Por Ruth Manus (*)
Eu tomo café da manhã, ele toma pequeno almoço. Eu
tomo leite na xícara, ele toma café na chávena. Eu tomo uma chuvinha besta, ele
apanha uma chuva molha parvos. Eu tomo um sorvete de creme, ele toma um gelado
de natas. Eu tomo um chope, ele toma uma imperial. Eu tomo um porre, ele apanha
uma bebedeira.
Eu pergunto se ele viu minha meia-calça marrom e ele
diz que não, não viu meus collants castanhos.
Eu pergunto se ele vai de terno, ele me diz que não
vai de fato.
Eu uso calcinhas, que ele diz que são cuecas, ele
usa boxers, que eu digo que são cuecas. Eu digo que é uma camiseta bonita, ele
diz que é uma t-shirt gira. Eu digo que a nova camisa do Cruzeiro está linda,
ele diz que a nova camisola do Porto está brutal.
Eu digo para de frescura e ele me diz não me venhas
com fitas. Eu digo que ele não sabe porra nenhuma, ele diz que eu não sei a
ponta de um corno. Eu digo se agasalha direito, ele me diz tapa-te bem.
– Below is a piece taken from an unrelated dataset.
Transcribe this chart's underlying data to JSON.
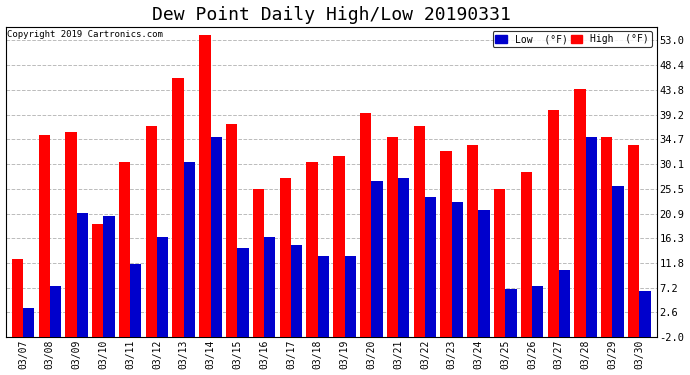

Eu digo muito, ele diz bué.
Eu pergunto se nossos amigos vão trazer as crianças
e ele diz que, sim, eles trazem os putos. Eu pergunto se elas estão fazendo o
álbum da Copa e ele diz que sim, elas estão a fazer a caderneta do mundial. Eu
pergunto se eles têm figurinhas para trocar, ele me diz que eles têm cromos
repetidos.
Eu pergunto se vamos de trem, ele diz que vamos de
comboio. Eu digo que o encontro em 10 minutos no ponto do ônibus e dez minutos
depois ele me diz que já está na paragem do autocarro. Eu digo que o pedágio é
carésimo, ele diz que a portagem é um balúrdio. Eu digo que precisamos parar no
posto e ele diz que logo ali há uma bomba.
Eu digo que esse goleiro é muito ruim, ele concorda
dizendo que é mesmo um guarda-redes muito mau. Eu berro que o atacante estava
impedido, ele berra que o avançado estava fora de jogo. E digo que o juiz tá de
sacanagem, ele diz que o árbitro está a gozar. Eu digo que não foi escanteio,
foi tiro de meta, ele concorda que não foi canto, foi pontapé de baliza.
Eu digo que adoro a Whoopi Goldberg em “Mudança de
Hábito”, ele diz que nunca assistiu a “Do Cabaré Para o Convento”. Eu digo que
nunca assisti a “O Poderoso Chefão”, ele diz que eu preciso assistir a “O
Padrinho”. Eu digo que parei de ver “Bastardos Inglórios” no meio, ele diz que
eu tenho que acabar de ver “Sacanas Sem Lei”.
Eu digo que TST é Tribunal Superior do Trabalho, ele
diz que TST é Transportes do Sul do Tejo. Eu digo que ABL é Academia Brasileira
de Letras, ele diz que ABL é Associação de Basquete de Lisboa. Eu digo que Itau
é um banco, ele diz que Itau é Instituto Técnico de Alimentação Humana (e eu
digo que falta um H nessa sigla).
Eu digo que comprei caquis, ele diz que comprou
dióspiros. Eu peço para ele comprar abobrinha e alho poró, ele compra courgette
e alho francês.
Eu digo que gosto de bolo salgado, ele diz que gosta
de bôla. Eu digo que gosto de rocambole, ele diz que gosta de torta. Eu digo
que gosto de torta, ele diz que gosta de tarte.
Eu digo que era um bando de estelionatários, ele diz
que era uma corja de aldrabões. Eu digo que o cara é um babaca, ele diz que o
gajo é um parvalhão. Eu digo que o vestido é cafona, ele diz que o vestido é
piroso. Eu digo que a dona do vestido é uma patricinha, ele diz que é uma
betinha.
Eu digo que temos um problema de sílaba tónica, ele
concorda. Eu digo que quero comer sushÍ, ele diz que também quer comer sÚshi.
Eu digo que vou de metrÔ, ele diz que me pega na saída do mÉtro. Eu digo que o
hotel se chama “Tívoli”, ele diz que se chama “TivolÍ”. Eu digo que busco a
miúda no judÔ, ele diz que ela sai do jÚdo no fim da tarde.
Eu digo carinho, ele diz festinhas. Eu digo beijo
tchau, ele diz beijinhos grandes e até logo. Eu digo eu te amo e ele poderia
dizer amo-te, mas, no fim das contas, ele acaba dizendo eu tambaim q’rida...
Sorte a minha.
(*) Advogada, escritora e feminista; Texto enviado para o jornal O Estado de S. Paulo.